A spherical angle structure on a closed triangulated surface \(S\) assigns angles \(x(e_i,f)\in(0,\pi)\) to the edges \(e_i\) of triangles \(f\) in the triangulation \(T\), in such a way that \(f\) with these inner angles may be realized as a spherical triangle. The edge invariant \(D\) of the spherical angle structure maps each edge \(e\in T\) to the sum \(D_x(e)=x(e,f)+x(e,f')\) of angles in the incident triangles.
Given a function \(D:E\to(0,\pi)\) defined on the set \(E\) of edges of a triangulated closed surface, a theorem by R. Guo [Proc. Am. Math. Soc. 135, No. 9, 3005–3011 (2007; Zbl 1129.57020)] provides the following set of necessary and sufficient linear inequalities for the existence of a spherical angle structure having \(D\) as an edge invariant: \[ \pi | X|< \sum_{e\in E(X)} D(e) \] for all subsets \(X\) of triangles in the triangulation; each sum runs over the set \(E(X)\) of edges in \(X\).
In the present paper, the author proves that if \(D\) satisfies these conditions, then there exists a unique spherical polyhedron metric \(l\) on \(S\), that is, a map \(l:E\to(0,\pi)\) such that the images under \(l\) of the three edges of each face in the triangulation can occur as edge lengths of a spherical triangle; this fixes the surface \(S\) up to isometry.
The main proof technique is to define the capacity function of triangles in the triangulation, and to show that it is strictly convex on the space of all spherical angle structures, with critical points exactly the spherical polyhedron metrics. (The bulk of the work is devoted to the analysis of degenerate cases.) Since strictly convex functions have at most one critical point, the theorem follows.

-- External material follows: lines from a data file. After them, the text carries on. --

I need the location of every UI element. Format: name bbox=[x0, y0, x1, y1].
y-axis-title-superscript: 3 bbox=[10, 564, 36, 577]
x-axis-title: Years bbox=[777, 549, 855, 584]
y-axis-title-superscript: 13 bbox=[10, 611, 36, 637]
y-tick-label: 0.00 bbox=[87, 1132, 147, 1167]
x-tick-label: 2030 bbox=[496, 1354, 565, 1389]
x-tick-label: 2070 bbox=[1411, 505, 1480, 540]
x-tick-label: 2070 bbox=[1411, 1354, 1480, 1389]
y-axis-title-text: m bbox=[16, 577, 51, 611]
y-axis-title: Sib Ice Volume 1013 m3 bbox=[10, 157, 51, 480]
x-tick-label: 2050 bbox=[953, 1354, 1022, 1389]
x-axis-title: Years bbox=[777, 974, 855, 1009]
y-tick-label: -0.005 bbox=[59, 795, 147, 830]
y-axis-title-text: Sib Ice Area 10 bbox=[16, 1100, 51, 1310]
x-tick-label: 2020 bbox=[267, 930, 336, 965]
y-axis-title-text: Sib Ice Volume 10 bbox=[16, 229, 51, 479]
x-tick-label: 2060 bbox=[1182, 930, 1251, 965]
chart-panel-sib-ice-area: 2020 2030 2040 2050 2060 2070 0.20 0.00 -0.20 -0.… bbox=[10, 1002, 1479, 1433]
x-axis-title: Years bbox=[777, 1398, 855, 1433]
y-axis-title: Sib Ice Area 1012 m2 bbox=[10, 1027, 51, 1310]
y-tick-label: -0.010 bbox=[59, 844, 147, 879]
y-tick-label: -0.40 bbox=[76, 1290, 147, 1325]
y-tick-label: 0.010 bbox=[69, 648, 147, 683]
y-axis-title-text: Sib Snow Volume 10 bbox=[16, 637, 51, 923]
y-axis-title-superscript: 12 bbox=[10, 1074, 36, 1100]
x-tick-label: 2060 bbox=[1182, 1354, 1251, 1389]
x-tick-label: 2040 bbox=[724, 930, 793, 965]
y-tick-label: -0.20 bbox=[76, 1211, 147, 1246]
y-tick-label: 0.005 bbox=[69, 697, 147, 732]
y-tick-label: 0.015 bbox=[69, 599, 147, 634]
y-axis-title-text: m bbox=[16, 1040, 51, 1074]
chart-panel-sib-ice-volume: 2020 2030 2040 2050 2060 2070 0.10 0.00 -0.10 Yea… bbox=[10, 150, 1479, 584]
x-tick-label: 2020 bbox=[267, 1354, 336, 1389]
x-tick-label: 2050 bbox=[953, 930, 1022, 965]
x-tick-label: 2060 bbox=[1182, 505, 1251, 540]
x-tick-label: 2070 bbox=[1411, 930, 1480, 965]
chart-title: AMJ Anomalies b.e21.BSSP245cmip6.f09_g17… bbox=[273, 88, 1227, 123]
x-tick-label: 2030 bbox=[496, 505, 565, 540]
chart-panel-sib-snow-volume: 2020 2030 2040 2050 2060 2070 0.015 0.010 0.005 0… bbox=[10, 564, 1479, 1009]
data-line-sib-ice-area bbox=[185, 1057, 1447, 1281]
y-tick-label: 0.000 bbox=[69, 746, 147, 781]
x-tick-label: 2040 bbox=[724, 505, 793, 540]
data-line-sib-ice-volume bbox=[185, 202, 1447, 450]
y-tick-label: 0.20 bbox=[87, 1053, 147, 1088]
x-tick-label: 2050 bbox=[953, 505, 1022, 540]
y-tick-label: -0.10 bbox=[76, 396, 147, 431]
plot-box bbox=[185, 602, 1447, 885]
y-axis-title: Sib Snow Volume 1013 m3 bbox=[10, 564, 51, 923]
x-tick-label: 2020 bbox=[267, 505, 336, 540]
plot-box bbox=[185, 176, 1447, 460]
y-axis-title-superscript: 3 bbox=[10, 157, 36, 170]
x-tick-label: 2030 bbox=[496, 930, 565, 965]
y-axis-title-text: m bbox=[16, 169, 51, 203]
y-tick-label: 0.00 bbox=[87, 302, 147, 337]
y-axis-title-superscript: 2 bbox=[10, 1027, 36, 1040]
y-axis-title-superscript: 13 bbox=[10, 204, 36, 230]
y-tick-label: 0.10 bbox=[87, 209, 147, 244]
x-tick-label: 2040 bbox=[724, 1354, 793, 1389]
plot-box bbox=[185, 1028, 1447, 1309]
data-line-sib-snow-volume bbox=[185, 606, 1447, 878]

The capacity of a triangle has a straightforward geometric interpretation, related to volumes in hyperbolic space: any spherical, hyperbolic or Euclidean triangle in the boundary sphere of hyperbolic three-space is bounded by three circles. Its capacity is then, up to multiplicative or additive constants, the hyperbolic volume of the convex hull of the intersection points of these three circles.